Mary Ann Bates and Rachel Glennerster offer a useful four-step framework for determining the likelihood that the existing research findings about a programme or approach can be generalised to a new context. They ask:

  1. What is the disaggregated theory behind the programme? 
  2. Do the local conditions hold for that theory to apply? 
  3. How strong is the evidence for the required general behavioural change? 
  4. What is the evidence that the implementation process can be carried out well?

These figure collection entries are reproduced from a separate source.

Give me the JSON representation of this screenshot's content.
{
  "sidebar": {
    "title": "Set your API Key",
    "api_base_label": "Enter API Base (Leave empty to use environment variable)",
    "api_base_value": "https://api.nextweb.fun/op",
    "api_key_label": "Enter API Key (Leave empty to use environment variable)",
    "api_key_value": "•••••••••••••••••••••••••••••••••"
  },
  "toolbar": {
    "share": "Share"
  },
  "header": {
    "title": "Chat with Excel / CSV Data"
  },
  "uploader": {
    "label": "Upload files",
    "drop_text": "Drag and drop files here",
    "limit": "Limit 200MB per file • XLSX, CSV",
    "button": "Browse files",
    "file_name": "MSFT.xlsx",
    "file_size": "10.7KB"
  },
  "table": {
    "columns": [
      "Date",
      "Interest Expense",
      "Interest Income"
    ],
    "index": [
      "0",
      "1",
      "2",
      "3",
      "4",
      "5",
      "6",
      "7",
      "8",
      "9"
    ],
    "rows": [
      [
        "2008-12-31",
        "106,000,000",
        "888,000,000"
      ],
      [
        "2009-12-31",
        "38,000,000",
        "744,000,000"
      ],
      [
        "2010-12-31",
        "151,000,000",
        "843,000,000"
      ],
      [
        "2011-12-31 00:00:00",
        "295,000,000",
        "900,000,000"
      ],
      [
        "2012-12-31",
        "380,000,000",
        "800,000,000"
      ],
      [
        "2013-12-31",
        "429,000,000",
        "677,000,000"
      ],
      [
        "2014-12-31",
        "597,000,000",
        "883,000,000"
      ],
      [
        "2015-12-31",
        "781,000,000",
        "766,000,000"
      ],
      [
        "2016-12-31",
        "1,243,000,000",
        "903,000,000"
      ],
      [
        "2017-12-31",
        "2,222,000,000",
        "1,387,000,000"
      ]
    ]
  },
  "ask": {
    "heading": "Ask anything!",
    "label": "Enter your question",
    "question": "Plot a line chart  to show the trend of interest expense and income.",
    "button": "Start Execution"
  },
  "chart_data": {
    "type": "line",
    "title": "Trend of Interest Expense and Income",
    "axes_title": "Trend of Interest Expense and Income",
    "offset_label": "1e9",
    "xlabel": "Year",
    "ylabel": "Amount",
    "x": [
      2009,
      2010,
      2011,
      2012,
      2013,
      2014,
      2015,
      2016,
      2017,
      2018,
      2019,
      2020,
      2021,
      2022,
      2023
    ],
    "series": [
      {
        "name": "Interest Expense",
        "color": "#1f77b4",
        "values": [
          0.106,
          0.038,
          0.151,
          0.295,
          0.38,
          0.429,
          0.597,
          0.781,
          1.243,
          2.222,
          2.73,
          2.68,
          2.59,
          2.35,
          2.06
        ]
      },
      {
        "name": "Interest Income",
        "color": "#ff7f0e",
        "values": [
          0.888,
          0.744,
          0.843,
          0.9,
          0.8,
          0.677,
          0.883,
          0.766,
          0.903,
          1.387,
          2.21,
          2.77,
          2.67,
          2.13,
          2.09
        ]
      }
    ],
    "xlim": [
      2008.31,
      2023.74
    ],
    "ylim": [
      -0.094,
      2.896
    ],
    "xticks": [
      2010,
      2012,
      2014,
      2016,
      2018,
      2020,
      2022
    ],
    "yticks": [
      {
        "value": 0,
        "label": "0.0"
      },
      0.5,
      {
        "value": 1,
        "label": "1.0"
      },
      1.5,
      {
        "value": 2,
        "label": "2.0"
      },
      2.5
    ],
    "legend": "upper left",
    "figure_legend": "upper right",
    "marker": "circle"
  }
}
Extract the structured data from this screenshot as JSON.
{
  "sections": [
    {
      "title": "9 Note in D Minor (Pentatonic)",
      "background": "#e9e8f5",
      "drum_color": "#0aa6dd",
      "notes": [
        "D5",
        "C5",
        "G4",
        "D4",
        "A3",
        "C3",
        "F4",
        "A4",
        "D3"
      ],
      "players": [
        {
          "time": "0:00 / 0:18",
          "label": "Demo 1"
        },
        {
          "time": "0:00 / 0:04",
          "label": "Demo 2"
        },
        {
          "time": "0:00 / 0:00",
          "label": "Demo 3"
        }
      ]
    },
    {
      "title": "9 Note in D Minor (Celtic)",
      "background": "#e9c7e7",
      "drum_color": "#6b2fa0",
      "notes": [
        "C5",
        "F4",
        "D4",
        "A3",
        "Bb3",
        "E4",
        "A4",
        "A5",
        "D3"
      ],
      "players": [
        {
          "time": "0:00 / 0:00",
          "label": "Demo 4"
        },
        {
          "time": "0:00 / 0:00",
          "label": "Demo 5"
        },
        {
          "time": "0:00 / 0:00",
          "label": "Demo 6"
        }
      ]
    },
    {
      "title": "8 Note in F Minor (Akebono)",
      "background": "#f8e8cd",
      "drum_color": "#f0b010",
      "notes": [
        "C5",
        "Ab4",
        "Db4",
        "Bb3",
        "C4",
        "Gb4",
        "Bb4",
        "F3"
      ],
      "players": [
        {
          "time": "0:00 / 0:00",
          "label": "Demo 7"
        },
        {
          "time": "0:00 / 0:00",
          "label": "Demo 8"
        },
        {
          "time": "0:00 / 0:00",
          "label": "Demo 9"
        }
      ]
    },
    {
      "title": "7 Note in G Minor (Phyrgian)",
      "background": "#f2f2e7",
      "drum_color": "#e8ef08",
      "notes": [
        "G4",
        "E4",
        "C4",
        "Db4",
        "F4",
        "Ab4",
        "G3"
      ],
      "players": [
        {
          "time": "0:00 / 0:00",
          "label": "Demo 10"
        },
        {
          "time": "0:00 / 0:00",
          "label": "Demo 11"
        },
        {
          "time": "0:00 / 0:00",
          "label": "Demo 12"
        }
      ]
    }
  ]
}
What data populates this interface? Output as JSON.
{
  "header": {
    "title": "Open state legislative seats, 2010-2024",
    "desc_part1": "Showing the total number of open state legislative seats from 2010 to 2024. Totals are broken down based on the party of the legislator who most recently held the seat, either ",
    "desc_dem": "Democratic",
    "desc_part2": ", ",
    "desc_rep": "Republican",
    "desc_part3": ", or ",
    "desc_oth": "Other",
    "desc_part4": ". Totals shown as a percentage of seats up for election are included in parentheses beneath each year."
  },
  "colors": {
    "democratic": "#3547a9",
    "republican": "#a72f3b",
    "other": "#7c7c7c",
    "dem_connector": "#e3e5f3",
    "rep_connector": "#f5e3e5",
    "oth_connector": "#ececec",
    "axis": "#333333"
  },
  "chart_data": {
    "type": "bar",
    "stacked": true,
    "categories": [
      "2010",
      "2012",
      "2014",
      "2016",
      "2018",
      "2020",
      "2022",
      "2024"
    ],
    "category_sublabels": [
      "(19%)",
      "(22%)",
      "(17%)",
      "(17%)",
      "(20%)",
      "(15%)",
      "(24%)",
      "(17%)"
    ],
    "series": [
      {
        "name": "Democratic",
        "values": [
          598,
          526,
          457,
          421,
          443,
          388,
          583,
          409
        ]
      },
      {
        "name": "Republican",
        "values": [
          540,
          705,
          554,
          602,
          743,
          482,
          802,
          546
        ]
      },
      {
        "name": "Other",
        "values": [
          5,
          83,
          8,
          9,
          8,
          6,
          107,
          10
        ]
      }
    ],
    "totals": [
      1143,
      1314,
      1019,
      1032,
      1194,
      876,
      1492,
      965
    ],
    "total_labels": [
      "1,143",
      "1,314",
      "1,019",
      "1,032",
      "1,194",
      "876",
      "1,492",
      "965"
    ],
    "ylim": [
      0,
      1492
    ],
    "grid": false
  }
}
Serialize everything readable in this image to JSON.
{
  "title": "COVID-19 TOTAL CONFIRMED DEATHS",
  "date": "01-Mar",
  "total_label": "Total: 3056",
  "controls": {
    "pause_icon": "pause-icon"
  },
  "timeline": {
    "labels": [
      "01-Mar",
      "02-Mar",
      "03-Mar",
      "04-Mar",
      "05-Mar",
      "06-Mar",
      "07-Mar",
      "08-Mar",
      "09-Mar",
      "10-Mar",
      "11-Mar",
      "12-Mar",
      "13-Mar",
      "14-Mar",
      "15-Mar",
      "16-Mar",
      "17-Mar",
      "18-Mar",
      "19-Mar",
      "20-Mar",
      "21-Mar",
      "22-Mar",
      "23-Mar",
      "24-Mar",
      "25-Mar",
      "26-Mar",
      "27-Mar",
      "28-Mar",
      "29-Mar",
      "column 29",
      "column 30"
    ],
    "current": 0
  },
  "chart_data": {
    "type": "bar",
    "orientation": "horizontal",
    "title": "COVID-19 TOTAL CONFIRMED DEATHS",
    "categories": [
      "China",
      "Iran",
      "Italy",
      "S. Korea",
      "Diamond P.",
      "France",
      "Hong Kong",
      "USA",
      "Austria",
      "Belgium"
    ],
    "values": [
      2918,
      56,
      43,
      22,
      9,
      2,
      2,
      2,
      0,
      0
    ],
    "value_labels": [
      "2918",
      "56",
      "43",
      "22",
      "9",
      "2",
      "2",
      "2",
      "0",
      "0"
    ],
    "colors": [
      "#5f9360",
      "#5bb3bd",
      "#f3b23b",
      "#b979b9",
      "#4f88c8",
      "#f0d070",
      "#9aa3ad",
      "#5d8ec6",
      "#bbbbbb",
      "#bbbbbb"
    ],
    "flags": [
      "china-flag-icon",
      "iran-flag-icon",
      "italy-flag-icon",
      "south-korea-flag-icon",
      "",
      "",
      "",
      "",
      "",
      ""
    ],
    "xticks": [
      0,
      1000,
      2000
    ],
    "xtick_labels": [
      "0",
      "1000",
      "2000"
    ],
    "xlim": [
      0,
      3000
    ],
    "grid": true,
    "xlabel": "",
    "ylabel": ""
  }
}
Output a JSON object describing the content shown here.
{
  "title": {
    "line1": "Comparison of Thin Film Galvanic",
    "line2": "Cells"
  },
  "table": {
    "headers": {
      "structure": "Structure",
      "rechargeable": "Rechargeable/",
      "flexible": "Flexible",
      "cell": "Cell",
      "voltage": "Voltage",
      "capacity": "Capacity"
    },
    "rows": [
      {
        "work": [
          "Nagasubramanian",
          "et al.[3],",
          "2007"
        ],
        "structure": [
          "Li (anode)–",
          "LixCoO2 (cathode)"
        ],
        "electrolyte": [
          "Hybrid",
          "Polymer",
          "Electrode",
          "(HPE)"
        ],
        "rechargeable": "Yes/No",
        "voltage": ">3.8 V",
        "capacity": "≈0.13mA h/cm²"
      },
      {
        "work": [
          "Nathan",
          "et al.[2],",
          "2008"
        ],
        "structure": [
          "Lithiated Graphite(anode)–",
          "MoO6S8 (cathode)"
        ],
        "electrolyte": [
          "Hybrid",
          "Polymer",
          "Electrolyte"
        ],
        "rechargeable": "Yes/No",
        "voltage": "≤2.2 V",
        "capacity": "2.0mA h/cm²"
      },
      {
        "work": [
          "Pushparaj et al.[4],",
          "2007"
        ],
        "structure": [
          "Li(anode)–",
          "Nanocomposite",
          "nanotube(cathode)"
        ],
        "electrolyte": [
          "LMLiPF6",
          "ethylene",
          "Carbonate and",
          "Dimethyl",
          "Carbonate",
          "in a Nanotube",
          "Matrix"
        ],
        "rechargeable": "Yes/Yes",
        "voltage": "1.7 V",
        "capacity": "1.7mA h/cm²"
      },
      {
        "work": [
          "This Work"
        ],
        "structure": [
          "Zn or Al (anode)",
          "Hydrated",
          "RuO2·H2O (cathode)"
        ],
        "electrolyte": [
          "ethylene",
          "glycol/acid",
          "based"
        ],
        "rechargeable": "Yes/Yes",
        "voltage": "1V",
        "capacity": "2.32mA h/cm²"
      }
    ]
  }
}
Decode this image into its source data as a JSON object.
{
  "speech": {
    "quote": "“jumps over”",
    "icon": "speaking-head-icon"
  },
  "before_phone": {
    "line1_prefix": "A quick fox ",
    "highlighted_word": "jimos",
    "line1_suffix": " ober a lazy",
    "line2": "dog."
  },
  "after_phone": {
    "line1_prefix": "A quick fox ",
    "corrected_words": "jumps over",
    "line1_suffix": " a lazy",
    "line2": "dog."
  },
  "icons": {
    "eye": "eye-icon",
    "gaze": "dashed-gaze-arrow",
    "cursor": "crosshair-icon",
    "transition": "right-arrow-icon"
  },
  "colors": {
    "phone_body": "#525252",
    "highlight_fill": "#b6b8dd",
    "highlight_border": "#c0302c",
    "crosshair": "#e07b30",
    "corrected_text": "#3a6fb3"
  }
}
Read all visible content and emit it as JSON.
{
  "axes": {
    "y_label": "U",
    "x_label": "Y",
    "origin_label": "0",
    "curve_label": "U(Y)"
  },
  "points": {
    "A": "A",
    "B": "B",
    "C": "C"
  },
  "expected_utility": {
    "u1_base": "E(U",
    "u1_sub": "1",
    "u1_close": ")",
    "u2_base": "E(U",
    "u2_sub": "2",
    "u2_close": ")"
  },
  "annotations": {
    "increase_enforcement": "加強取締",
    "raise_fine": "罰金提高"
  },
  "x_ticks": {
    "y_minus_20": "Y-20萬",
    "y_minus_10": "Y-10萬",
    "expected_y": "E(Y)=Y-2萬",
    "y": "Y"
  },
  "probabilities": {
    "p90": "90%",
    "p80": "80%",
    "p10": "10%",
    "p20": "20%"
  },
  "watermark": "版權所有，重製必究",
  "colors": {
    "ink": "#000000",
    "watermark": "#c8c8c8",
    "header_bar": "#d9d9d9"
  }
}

These questions take us beyond what works?”, and even beyond what works, for whom, and in what circumstances?” and move us to questions of how an approach seems to work or not work, connecting context, mechanism and outcome

It is not the act of repeating a year that is inherently harmful to students’ learning. Indeed, some studies have shown benefits. But when we ask how repeating a year typically leads to negative impacts, we begin to see that repeating a year can affect pupils’ self-esteem, can risk social isolation and disengagement, risks repeated exposure to the same curriculum and a lowering of expectations that the pace of learning progress will match that of peers

Equipped with an understanding not only of what works but how, we can begin to engage with the behavioural, cognitive or physical mechanisms through which learning is affected, and begin to ask whether it applies in our circumstances.

Come prepared

It’s a rare Minister who’s happy, or able, to wait more than a few days for a policy response; as the Covid-19 crisis has underscored with tragic consequences, a few weeks are sometimes the best we can hope for and seldom will we get a second chance to answer the same question. And so the imperative is to be prepared.

Build expectations for evidence into the fabric of public decision making – into recruitment, induction and ongoing professional learning for policy teams, into templates for cabinet briefs and budget decisions, into the public communication of policy rationale. Cheat time by investing in long-term evidence infrastructure (funding the equivalent of a What Works approach is a great place to start), and ultimately, change the cultural expectations for how evidence is applied

It’s one thing to convince a Minister of the need for evidence; quite another if the Minister expects evidence-informed advice from the outset. The more public sector leaders can hardwire the use of evidence into culture and practice, the greater our chances to meet the demands of ever-complex, ever-changing and ever-urgent public policy questions

And finally, we can learn from the example of Pedro Cunho, the former Portuguese Deputy Director General of Education, who literally carried the evidence with him – a printed copy of the EEF’s Teaching and Learning Toolkit, ready to table the moment the discussion called for evidence. Pedro kept his evidence time-turner in his pocket.